En l’espèce, pour justifier du principe et du montant de sa créance, la société Santander Consumer Banque verse aux débats l’offre préalable de prêt signée électroniquement le 24 août 2018 et un tableau d’amortissement, la facture du véhicule objet du prêt, la demande de versement des fonds signée datée du 26 août 2018 avec l’attestation du vendeur de la livraison au 26 août 2018 du véhicule, l’historique des versements, la mise en demeure préalable à la déchéance du terme du 6 septembre 2019 et la lettre de déchéance du terme du délivrées huissiers de justice, enfin le décompte de la créance arrêté au 2 janvier 2020.
Par suite de la déchéance du terme prononcée, l’intégralité des sommes dues est devenue immédiatement exigible et la banque est fondée à solliciter le paiement des sommes suivantes :
– 5 045,80 euros au titre des échéances échues impayées à la date de déchéance du terme,
– 52 479,45 euros au titre du capital restant dû,
– 1 531,47 euros au titre des intérêts échus,
– 4 198,36 euros au titre de l’indemnité légale.

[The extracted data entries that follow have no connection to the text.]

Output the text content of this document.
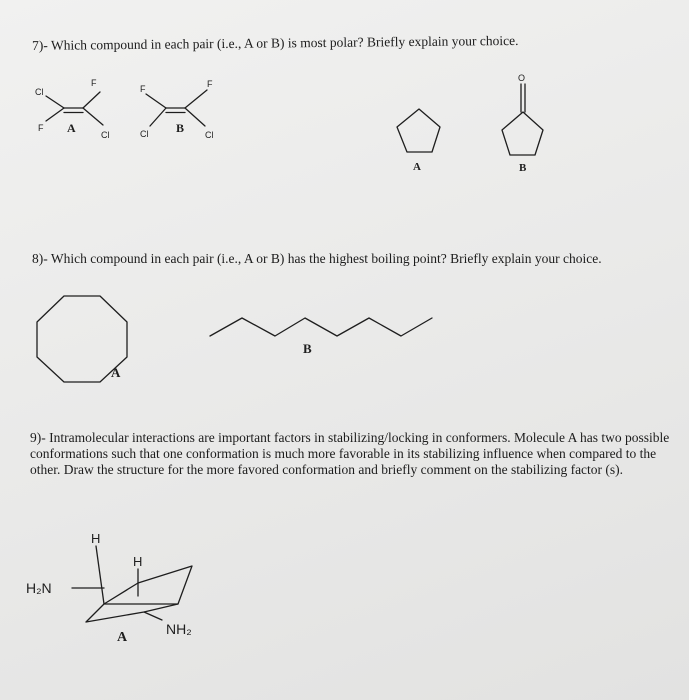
7)- Which compound in each pair (i.e., A or B) is most polar? Briefly explain your choice.

8)- Which compound in each pair (i.e., A or B) has the highest boiling point? Briefly explain your choice.

9)- Intramolecular interactions are important factors in stabilizing/locking in conformers. Molecule A has two possible conformations such that one conformation is much more favorable in its stabilizing influence when compared to the other. Draw the structure for the more favored conformation and briefly comment on the stabilizing factor (s).

Cl
F
F
Cl
A
F	F
Cl	Cl
B
A
O
B
A
B
H
H
H₂N
NH₂
A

M.[C] [U] sera ainsi condamné à payer à la SA Santander consumer banque la somme de 59 056,72 euros augmentée des intérêts au taux contractuel de 5,27% à compter du 3 janvier 2020 outre la somme de 4 198,36 euros au titre de l’indemnité légale augmentée des intérêts au taux légal.
La décision de première instance sera ainsi infirmée en ce qu’elle a débouté l’appelante de ses demandes.
– Sur la capitalisation des intérêts
En application des dispositions de l’article L 312-38 du code de la consommation aucune indemnité ni aucun coût autres que ceux mentionnés aux articles L 312-39 et L 312-40 du même code ne peuvent être mis à la charge de l’emprunteur.
La banque sera dès lors déboutée de sa demande de ce chef.
4- Sur les demandes accessoires
Partie perdante, M.[C] [U] supportera la charge des dépens de première instance et d’appel et sera nécessairement débouté de sa demande sur le fondement de l’article 700 du code de procédure civile.
Il n’est pas inéquitable de laisser à la charge de l’appelante les frais irrépétibles exposés par elle à l’occasion de la présente instance.
PAR CES MOTIFS,
LA COUR,
Infirme le jugement déféré en ses dispositions soumises à la cour ;
Statuant à nouveau et y ajoutant,
Condamne M.[C] [U] à payer à la SA Santander consumer banque la somme de 59 056,72 euros augmentée des intérêts au taux contractuel de 5,27% à compter du 3 janvier 2020, outre la somme de 4 198,36 euros au titre de l’indemnité légale augmentée des intérêts au taux légal ;
Déboute les parties de leurs demandes sur le fondement de l’article 700 du code de procédure civile ;
Condamne M.[C] [U] supportera la charge des dépens de première instance et d’appel.
Arrêt signé par la présidente et par la greffière.